© Paulo Abreu e Lima

domingo, 2 de março de 2014

laranjas

O senhor Ernesto polia os dentes enquanto Guilhermina bordava paninhos da loiça. Havia uma telefonia a tocar na Rádio Renascença, e na mesa umas laranjas mandavam um cheiro forte. No portal da vizinha havia uma rampa construída não sei porquê, no tempo em que as acessibilidades não existiam no papel, mas eram precisas e importantes para quem se lembrava delas. Em frente um portão de rede encarnado guardava dos olhos do mundo uma casa pequenina, onde Violeta criava gatos. Eu gostava de espreitar Violeta. Era quase cega e vestia-se de preto, descascava maçãs com a mestria de quem tem olhos e comia-as com a habilidade de quem tem dentes, enquanto os gatos passeavam de rabo eriçado por entre as cascas e o colo dela, excessivamente reduzido para tanta bicharada. Ninguém me deixava bater na porta, ela era uma bruxa má. Por causa disso eu imaginava-a a reunir os gatos pretos e a lançar feitiços cabeludos que um dia me acertariam, estivesse eu na janela, estivesse ela na mesa, houvesse um gato preto por perto, e ela desse conta de mim. Mas mesmo assim eu não arredava. Era assustadora, a velha, e feia de meter dó.
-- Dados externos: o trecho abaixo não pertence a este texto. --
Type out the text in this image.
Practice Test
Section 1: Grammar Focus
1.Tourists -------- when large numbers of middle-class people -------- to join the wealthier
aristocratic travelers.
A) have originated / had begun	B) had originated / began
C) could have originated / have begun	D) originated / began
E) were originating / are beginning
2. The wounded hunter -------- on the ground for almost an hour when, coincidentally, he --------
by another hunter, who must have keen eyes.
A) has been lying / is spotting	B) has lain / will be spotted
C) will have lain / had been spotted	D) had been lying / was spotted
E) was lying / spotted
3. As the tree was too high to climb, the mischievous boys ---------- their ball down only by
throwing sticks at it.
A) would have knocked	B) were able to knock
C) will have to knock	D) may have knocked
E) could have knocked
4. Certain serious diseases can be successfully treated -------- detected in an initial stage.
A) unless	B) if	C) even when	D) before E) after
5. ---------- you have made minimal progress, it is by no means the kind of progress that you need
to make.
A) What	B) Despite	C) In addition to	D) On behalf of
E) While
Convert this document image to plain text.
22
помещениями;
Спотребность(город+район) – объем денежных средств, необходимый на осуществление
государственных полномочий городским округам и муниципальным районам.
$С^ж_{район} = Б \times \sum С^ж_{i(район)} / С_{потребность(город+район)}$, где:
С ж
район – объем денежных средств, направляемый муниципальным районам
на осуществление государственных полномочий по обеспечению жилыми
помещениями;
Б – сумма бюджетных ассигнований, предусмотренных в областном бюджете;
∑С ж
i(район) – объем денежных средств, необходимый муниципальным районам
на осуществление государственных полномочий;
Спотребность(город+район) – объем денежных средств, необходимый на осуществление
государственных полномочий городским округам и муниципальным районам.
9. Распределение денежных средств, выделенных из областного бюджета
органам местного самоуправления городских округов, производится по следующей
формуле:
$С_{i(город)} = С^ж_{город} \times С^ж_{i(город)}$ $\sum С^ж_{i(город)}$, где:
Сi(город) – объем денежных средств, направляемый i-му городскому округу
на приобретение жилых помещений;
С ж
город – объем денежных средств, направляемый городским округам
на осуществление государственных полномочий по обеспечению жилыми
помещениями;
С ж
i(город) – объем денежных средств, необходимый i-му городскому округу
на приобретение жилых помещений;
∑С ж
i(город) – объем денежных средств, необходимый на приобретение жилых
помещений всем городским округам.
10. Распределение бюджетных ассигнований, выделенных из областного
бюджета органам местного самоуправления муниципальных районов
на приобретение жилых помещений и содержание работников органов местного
O filho tinha morrido há muito e deixara-a entregue ao mundo e à doença, na época em que retaguarda social era a misericórdia alheia que não fosse batida pelo medo. Por tudo isto apenas Dona Lurdes lhe dava algum zelo, a mesma que guardava a igreja, o salão de festas, as campas floridas e os mortos do cemitério. Uma mulher daquelas, que tinha as chaves da morte, jamais poderia ter medo. Eu tinha muito, mas um dia segui-a e entrei lá dentro, à revelia do povo. A casa cheirava a vestes bafientas e a gatos, e a velha mal falava. Lurdes esclareceu-me que a pobre senhora só necessitava de cuidados. Que o mundo a banira por fealdade, por tristeza, por viuvez e mau palavreado, complexo suficiente para exilar por desconsideração e desmérito, criaturas sem préstimo real. - Pouco mais precisa, dizia-me,  do que umas palavras que amenizem o que o corpo não consegue ter.

Lurdes nunca dizia à minha avó que eu entrava, mas disse-lhe muitas vezes que ela tinha uma neta afoita. Afoita era para mim nome de um homem que tinha andado na guerra, no masculino. Nome de nascimento, de baptizado, de bilhete de identidade, de sociedade, o nome de sempre ali na aldeia. Na altura não percebia o porquê de Lurdes me chamar daquela forma, mas gostava muito. Era realmente sinónimo de braveza e dureza, e nada era melhor do que sentir-me valente, no fundo qualquer coisa próxima do significado aplicado. Quase sempre, na saída, Ernesto oferecia-me uma laranja, nas pausas da polição. Fingia que não via de onde eu vinha, e gostava muito de mim (talvez porque soubesse exactamente de onde eu vinha). Desde essa altura, devem existir poucas coisas no mundo que me cheirem melhor do que laranjas. Não sei se pela fruta, se pelo sumo, se pelo facto de ter vencido um medo importante: nada é mais limitativo do que o medo entranhado num povo.